Netflix Partners With Dreamworks To Make Kids' Programming
MELISSA BLOCK, HOST:
From NPR News, this is ALL THINGS CONSIDERED. I'm Melissa Block.
ROBERT SIEGEL, HOST:
And I'm Robert Siegel. Netflix announced a deal today with Dreamworks Animation. The cartoon powerhouse says it will produce 300 hours of original content for the video streaming service. As NPR's Neda Ulaby reports, the deal illustrates some important trends in the medium formerly known as television.
NEDA ULABY, BYLINE: The new Netflix shows can be based on Dreamworks' enormous library of wildly popular characters.
(SOUNDBITE FROM FILM, "SHREK")
ULABY: "Shrek" and "Kung Fu Panda," plus a host of classic older characters such as Lassie. Netflix has not disclosed which characters will be in what shows, nor the deal's financial terms. But Ted Sarandos, Netflix's chief content officer, acknowledged that kid shows make up roughly 20 percent of the website's traffic and kids are crucial to Netflix's success.
TED SARANDOS: I was born at a time where if you overslept on Saturday morning, there were no cartoons this week. My kids have never known a time that weren't without 24 hour a day, seven days a week cartoons.
(SOUNDBITE OF CARTOON)
ULABY: If you want more context for the importance of kids' programming in the streaming video, look no further than Amazon Instant Prime. That's Netflix's main competition. Recently, users voted on which new original pilots they liked. Most of the winners were kids' shows. Now, "Shrek" might seem like a bigger score for Netflix than for Dreamworks Animation, but cultural critic Alyssa Rosenberg says, think again. She blogs for the website Think Progress and she says Internet television is an easier, cheaper platform for Dreamworks than cable or movies.
ALYSSA ROSENBERG: You know, they have guaranteed distributorship now.
ULABY: And Netflix will reach early adopters and a certain kind of parent.

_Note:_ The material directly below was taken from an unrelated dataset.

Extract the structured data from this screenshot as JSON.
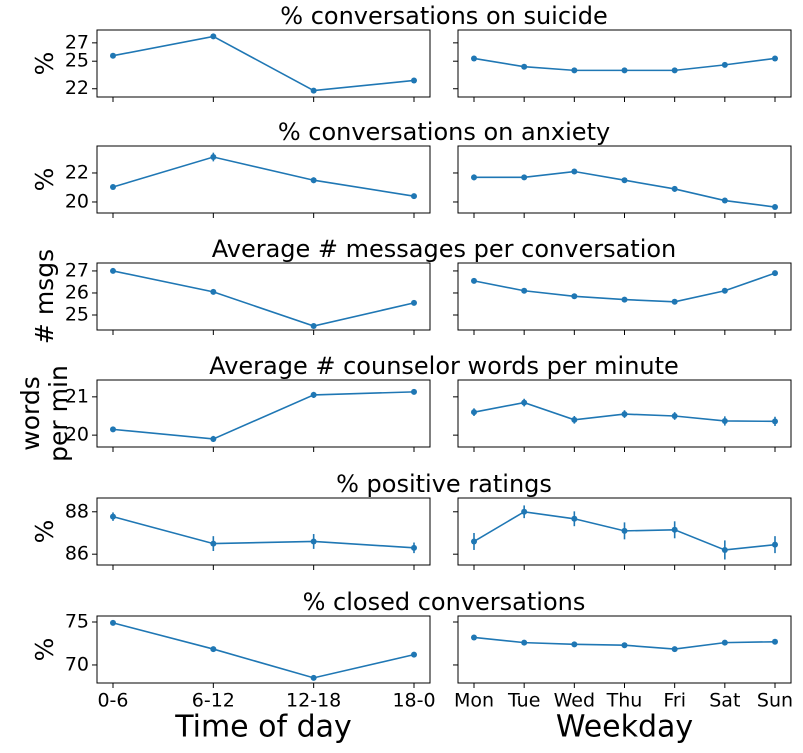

ROSENBERG: Who really, more so than they want to, keep their children from wandering onto skinemax, really want to get their kids away from ads. And there is almost no ad-free programming for children. PBS is really sort of the exception.
ULABY: Rosenberg points out that original content, in general, is exploding and it just makes sense for kids' entertainment to keep up. Netflix has made itself extremely easy for young kids to use, even ones who can't read, and safe, so parents don't worry about what they're watching. Netflix, she says, is playing the long game.
ROSENBERG: Especially if you develop a brand affiliation with children young, you can meet an underserved market and sort of build loyalty.
ULABY: Loyalty among a generation of kids who might not understand why anyone would ever shell out for cable to begin with. Neda Ulaby, NPR News.